Ao dominar as funcionalidades da nova ferramenta, é possível impulsionar uma operação fluída e integrada

A equipe do eproc promoveu nesta sexta-feira, 7, mais um treinamento na Escola do Poder Judiciário (Esjud). A capacitação presencial foi destinada a supervisoras, supervisores, diretoras e diretores de secretaria das varas cíveis e juizados das comarcas do interior. Essa etapa é o alicerce da interiorização que está com a implantação oficial prevista para o dia 19 de novembro.

O facilitador Jan Pimentel é também entusiasta da modernização do Judiciário acreano. “Eu me apaixonei pelo eproc à primeira vista, porque vejo que ele vai facilitar muito nosso trabalho.

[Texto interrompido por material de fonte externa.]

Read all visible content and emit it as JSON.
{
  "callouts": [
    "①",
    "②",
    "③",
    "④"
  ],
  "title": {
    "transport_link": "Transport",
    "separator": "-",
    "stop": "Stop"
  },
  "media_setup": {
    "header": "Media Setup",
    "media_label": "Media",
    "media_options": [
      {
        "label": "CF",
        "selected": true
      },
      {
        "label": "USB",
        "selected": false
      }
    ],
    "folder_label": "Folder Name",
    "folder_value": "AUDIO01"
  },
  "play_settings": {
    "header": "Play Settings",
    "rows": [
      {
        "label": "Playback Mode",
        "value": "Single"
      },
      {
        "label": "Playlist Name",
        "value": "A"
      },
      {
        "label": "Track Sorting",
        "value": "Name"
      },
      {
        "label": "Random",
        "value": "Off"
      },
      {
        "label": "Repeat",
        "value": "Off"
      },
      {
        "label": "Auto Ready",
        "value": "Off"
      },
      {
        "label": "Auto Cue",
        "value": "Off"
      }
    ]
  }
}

Nós almejamos ter bons índices de produtividade, mas que reduza a nossa carga de trabalho. Isso só é possível estudando o sistema, para aproveitar os recursos e realmente aprimorar a nossa rotina”. O treinamento dos servidores marca um ponto de inflexão na jornada do tribunal rumo à digitalização total.

O presidente do Tribunal de Justiça do Acre, desembargador Laudivon Nogueira, participou de forma virtual da abertura do treinamento, em razão de compromissos institucionais em outro município.

Entre as vantagens do eproc estão: maior eficiência e agilidade da tramitação processual; controle automático de prazos; otimização e automação de tarefas; redução de custos; interface intuitiva; processo 100% eletrônico; e aprendizado contínuo. Contudo, o desafio dos participantes será aplicar essa metodologia de trabalho, uma vez que é preciso liderar o processo de testes, ajustes de tarefas e conhecer bem a realidade de cada unidade para assim promover a maturidade funcional.

A diretora de secretaria da Vara Cível de Manoel Urbano, Jocicleia Martins, e a diretora dos Juizados Especiais Cíveis de Senador Guiomard, Zilma Barreto, tiraram dúvidas sobre as etapas que podem ser automatizadas, visto que a automação eliminará ou simplificará atividades manuais e repetitivas.

O supervisor dos Juizados Especiais Cíveis de Plácido de Castro, Frank Brito, teve uma percepção otimista sobre o eproc. “Há uma ansiedade pela novidade, mas nós sabemos que houve um estudo para implantar o sistema, então acredito que ele vai ajudar na rotina de trabalho. Achei a automação bem interessante e, pelos  que vi nos cursos que fiz no Portal do Conhecimento, acho que o eproc vai instigar muitas facilidades”, descreveu.

Representando a vara de Porto Acre, Márcia Caruta, também compartilhou uma visão positiva sobre as novidades. “Estou ansiosa, quero aprender tudo rapidamente! Acredito que vai ter mais agilidade no desenvolvimento dos processos e também que vai diminuir toda a movimentação que a gente faz, porque todo dia fazemos muitos movimentos e aí o eproc vai diminuir parte disso”, explicou.

Com a equipe apta a operar o eproc, a expansão gradual segue cumprindo o cronograma estabelecido. Mais do que uma simples mudança de software, a transição para o eproc reflete uma transformação cultural no ambiente de trabalho.